Website Email Address
You probably have an email address on your website. Of course, you do. You want people who visit your website to be able to contact you. What you might not know is that every second, of every day, there are bots out there loading webpage after webpage looking for email addresses. When it finds one, it adds it to a list, and you start getting spam.
Now, for a lot of spam, the filters on Google or your webhost provider catch the worst junk. The rest you can delete without even looking. However, some times, scumbags get clever.
Consider this: You have a freelance writing website. (Hey! Me too 🙂 You have your email address on that website. Let’s pretend it is dave @ @rcticllama.com (Good luck spamming that one.) Now, it is relatively trivial for a identity thief scumbag to out who is hosting your website. Then, said scumbag, sends you an email with a subject line like Webhost Payment Failure. Since it comes from your actual webhost, you open it. It seems legit. You follow a link to “re-enter” your payment information, and BOOM. Credit card number stolen.
One way to help avoid this is to use a separate email for your website contact email address. Make sure that you do not use that email for anything else. That way, the only emails you should be getting from that email address are questions about your website. Anything else, whether it’s an invitation to meet beautiful women from wherever, or a legitimate looking bill from your webhost is obviously a scam.

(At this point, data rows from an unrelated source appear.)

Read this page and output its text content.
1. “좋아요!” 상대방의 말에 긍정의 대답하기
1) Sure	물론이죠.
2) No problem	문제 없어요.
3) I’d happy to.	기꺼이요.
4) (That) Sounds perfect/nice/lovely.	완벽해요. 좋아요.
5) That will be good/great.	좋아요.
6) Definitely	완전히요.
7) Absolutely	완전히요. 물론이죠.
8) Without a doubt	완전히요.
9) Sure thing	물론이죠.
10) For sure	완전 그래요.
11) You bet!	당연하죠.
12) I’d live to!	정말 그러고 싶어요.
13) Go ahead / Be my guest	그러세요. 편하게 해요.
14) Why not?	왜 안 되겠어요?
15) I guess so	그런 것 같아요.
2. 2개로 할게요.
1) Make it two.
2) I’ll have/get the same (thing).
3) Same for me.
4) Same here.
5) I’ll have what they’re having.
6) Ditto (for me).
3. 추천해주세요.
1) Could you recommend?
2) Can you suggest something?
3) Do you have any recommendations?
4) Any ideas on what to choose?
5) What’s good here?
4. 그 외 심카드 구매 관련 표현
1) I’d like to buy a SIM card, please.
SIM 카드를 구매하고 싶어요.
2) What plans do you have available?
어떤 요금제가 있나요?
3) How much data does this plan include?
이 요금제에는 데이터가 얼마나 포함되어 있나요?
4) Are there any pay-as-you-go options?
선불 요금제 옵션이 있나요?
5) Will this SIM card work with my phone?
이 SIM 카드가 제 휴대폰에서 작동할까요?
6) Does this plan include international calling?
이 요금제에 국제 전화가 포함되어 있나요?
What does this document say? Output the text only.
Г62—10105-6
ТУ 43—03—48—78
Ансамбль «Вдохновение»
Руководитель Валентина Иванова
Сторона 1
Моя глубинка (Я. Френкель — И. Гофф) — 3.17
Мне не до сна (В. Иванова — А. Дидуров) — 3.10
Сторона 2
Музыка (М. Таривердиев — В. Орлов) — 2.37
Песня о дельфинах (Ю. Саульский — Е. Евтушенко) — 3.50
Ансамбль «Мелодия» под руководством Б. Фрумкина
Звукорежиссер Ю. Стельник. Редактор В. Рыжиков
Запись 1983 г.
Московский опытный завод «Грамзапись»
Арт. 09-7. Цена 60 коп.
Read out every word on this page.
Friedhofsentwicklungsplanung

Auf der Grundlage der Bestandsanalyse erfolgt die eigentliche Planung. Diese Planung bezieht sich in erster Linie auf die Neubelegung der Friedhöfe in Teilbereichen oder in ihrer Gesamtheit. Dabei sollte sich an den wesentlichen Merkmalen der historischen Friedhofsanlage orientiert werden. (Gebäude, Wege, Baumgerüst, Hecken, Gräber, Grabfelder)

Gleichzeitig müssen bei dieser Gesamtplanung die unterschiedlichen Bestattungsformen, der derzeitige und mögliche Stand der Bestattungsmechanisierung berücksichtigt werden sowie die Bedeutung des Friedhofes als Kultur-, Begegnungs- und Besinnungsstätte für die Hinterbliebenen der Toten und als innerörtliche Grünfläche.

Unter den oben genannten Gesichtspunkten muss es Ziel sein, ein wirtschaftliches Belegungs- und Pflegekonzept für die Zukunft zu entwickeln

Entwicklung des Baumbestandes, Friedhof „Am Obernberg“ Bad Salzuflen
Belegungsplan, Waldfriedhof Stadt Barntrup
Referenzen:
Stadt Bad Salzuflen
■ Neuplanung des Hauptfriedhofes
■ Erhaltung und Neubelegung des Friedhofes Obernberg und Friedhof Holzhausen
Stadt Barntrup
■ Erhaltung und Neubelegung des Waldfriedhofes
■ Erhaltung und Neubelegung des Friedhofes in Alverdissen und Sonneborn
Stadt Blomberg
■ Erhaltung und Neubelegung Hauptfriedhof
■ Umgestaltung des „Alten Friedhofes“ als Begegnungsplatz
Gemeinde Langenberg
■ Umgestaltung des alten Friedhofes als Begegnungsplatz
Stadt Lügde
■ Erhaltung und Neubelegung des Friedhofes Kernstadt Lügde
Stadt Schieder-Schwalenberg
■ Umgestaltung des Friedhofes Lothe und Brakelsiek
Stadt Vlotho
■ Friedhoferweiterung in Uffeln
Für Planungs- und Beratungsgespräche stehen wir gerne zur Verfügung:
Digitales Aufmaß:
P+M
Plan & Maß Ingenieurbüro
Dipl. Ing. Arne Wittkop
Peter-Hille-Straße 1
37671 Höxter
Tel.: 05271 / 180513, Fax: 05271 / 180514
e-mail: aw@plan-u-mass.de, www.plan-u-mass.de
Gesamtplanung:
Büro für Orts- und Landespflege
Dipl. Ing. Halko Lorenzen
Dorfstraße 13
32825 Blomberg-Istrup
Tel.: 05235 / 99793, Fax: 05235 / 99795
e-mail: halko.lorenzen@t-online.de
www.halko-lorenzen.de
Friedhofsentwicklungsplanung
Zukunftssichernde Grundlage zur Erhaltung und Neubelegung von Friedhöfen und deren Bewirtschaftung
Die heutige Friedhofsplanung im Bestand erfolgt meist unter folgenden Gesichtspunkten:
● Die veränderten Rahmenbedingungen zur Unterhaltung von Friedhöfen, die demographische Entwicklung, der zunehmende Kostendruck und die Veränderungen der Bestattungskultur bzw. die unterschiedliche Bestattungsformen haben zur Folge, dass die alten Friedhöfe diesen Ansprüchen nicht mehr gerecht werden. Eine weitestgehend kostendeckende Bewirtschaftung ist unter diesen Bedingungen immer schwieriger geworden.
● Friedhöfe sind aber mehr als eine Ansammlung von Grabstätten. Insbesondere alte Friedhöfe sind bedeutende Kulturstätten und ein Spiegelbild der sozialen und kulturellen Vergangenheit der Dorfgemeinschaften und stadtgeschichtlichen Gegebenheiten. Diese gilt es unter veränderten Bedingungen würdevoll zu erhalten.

If you have already mixed your website email with another email, it’s time to start fixing it.
- Step 1: Change your real email address to something else. – It’s probably too late to save the email address on your website. By now, it’s already on hundreds of lists, and spammers trade those lists, or post them online all the time.
- Step 2: Have two “real” email addresses. – One email address will be your personal use email. Give it to clients, send email messages from it, you name it. The second will be your business sign up address. Use this email address to sign up for things you pay for. As a rule of thumb, you only use this email address when you use a credit card number. That way, you know that if you get an email from another address about anything that has to do with something you pay for, it’s bogus.
- Step 3: Monitor Your Old Email. – If you are using your original email address as your contact information email, then you’ll need to keep monitoring it anyway. If not, you do need to check it, at least until it is old enough that anyone who has it can’t expect it to work right.
By not having your true email address, or billing email address, on your website, you can save yourself a lot of time and hassle trying to figure out which emails are real, and which are hackers trying to steal everything you’ve worked hard to build.